October 20, 2019 fkirschner

When working in the arts, one is often confronted with an urgency to address current political and social events. Doubly so, when working internationally, be it through collaborations with international artists or by working in a foreign country. Doubts about your own Efficacy are manifold, even more so as a student, and even more so if the issues that are politically and emotionally close to home happen thousands of miles away, or in a context that is alien to your own surroundings.

How to respond, artistically, to international political events, remains a deeply individual decision. However, knowing of, and discussing those same events are part of any reasonable cultural discourse. Art and cultural authorship always has a political component to it.

Political action often originates from young people in their early 20s or sometimes even younger. Those of you who see themselves part of this new generation of activists face a tougher challenge than I ever had to face in my twenties: there is more information, and faster information transmission than ever before. This adds to the burden of emotional investment in actions that happen live, right now, while at the same time, it generates a perceived lack of power to meaningfully engage in any of them.

In no particular order, here are some of the civil unrest events (excluding outright war) with profound impact for our students, staff, faculty and often their family and friends from around the world, just from last week’s social media (twitter, facebook, instagram) timeline:

Protests in Lebanon:

Protests in Santiago de Chile:

Continuing protests in Hong Kong:

There are many more. I am aware that leaving out any single one is negating the emotional impact of violence against a group of people we should feel solidarity towards.

This newfound, mediated agency, often shows itself in the most unexpected places, and both in unexpectedly wonderful and horrible ways (Zeynep Tufekci in Wired):

“Somewhat paradoxically the capabilities that fueled their organizing prowess sometimes also set the stage for what later tripped them up, especially when they were unable to engage in the tactical and decision-making maneuvers all movements must master to survive. It turns out that the answer to “What happens when movements can evade traditional censorship and publicize and coordinate more easily?” is not simple.”

As a Professor, I am not in a position to advocate for or against individual political action of others (except when a certain, very German, threshold is crossed). But I see it as my professional duty to provide space for political discourse as an entangled necessity to artistic work. As a media scholar, I am aware that this discourse often seems to lack the immediacy of direct action. Reading texts and learning about technological systems is seemingly the antithesis to direct engagement. Yet it provides an understanding of contemporary possibilities for agency in evermore mediated communal spaces. And I argue that without this thoroughness, and without a layered and detached understanding of this very entanglement, action will fall short.
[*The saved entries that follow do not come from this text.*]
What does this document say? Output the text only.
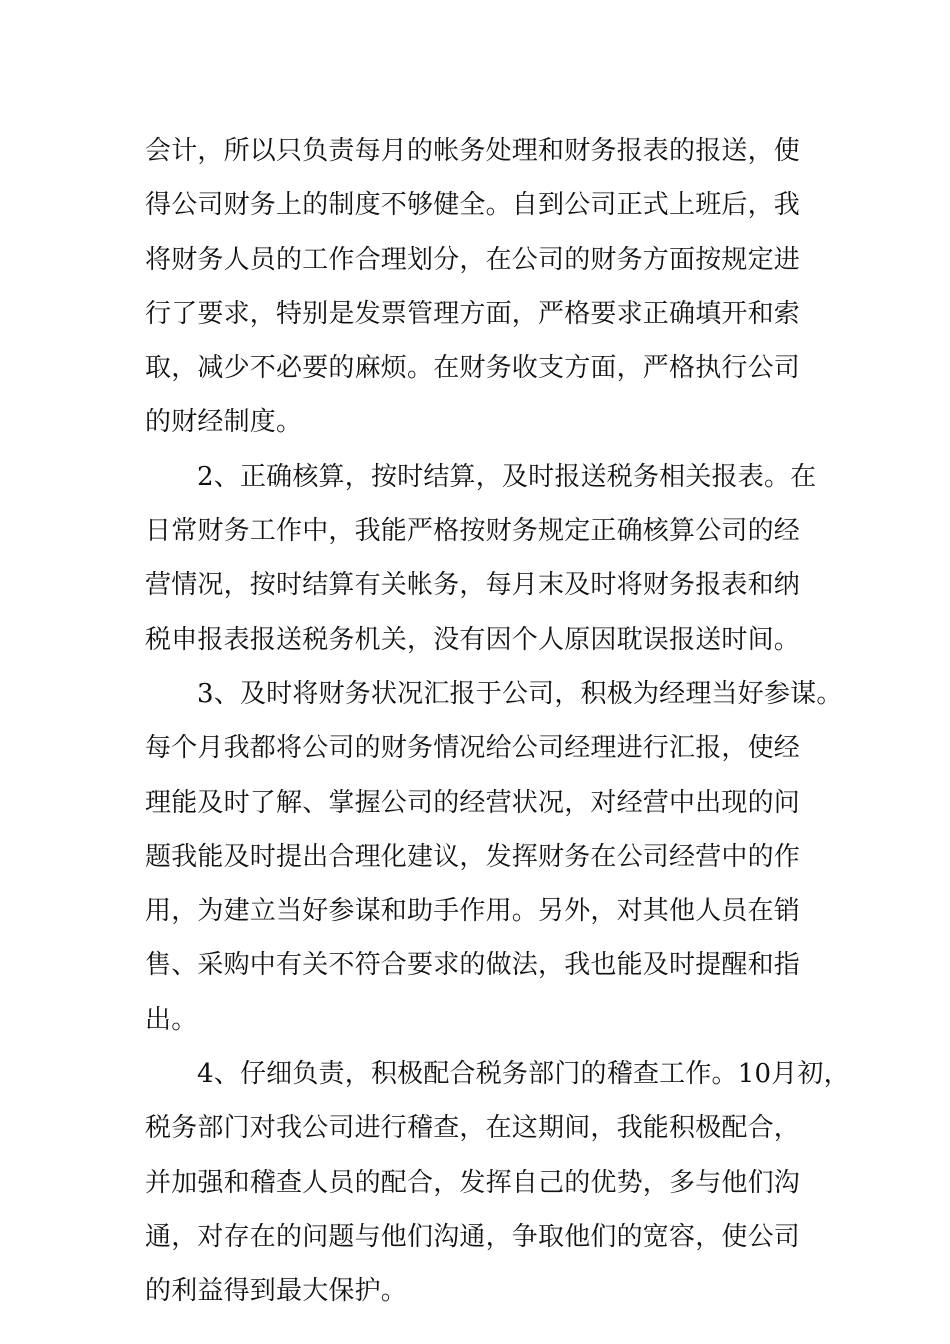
会计，所以只负责每月的帐务处理和财务报表的报送，使
得公司财务上的制度不够健全。自到公司正式上班后，我
将财务人员的工作合理划分，在公司的财务方面按规定进
行了要求，特别是发票管理方面，严格要求正确填开和索
取，减少不必要的麻烦。在财务收支方面，严格执行公司
的财经制度。
2、正确核算，按时结算，及时报送税务相关报表。在
日常财务工作中，我能严格按财务规定正确核算公司的经
营情况，按时结算有关帐务，每月末及时将财务报表和纳
税申报表报送税务机关，没有因个人原因耽误报送时间。
3、及时将财务状况汇报于公司，积极为经理当好参谋。
每个月我都将公司的财务情况给公司经理进行汇报，使经
理能及时了解、掌握公司的经营状况，对经营中出现的问
题我能及时提出合理化建议，发挥财务在公司经营中的作
用，为建立当好参谋和助手作用。另外，对其他人员在销
售、采购中有关不符合要求的做法，我也能及时提醒和指
出。
4、仔细负责，积极配合税务部门的稽查工作。10月初，
税务部门对我公司进行稽查，在这期间，我能积极配合，
并加强和稽查人员的配合，发挥自己的优势，多与他们沟
通，对存在的问题与他们沟通，争取他们的宽容，使公司
的利益得到最大保护。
I have many issues with the following text, mainly its argument rooting, as always, in Walter Benjamin, and its rigid systemic structuralist views, but it is a good starting point for a discussion of art and artistic agency (Boris Groys in e-flux):

“But art activism cannot escape a much more radical, revolutionary tradition of the aestheticization of politics—the acceptance of one’s own failure, understood as a premonition and prefiguration of the coming failure of the status quo in its totality, leaving no room for its possible improvement or correction. The fact that contemporary art activism is caught in this contradiction is a good thing. First of all, only self-contradictory practices are true in a deeper sense of the word. And secondly, in our contemporary world, only art indicates the possibility of revolution as a radical change beyond the horizon of our present desires and expectations.”

Another text, as good a contrast to the above as any, and outlining the limits of political art would be this one: (Cristina Bogdan in Revista ARTA)

“In fact, Transmediale succeeded in making the digital turn seem like the least radical event in history; it became an excuse for scared Europeans to mourn their loss of privilege and mimic an engagement with social issues all over the globe, specifically the migration disaster. Between these two poles – technology and society – the only connection I could pick up was, you guessed it, capitalism.”

This is all for today and obviously not enough. This will never vanish and is part of everything, always, right now.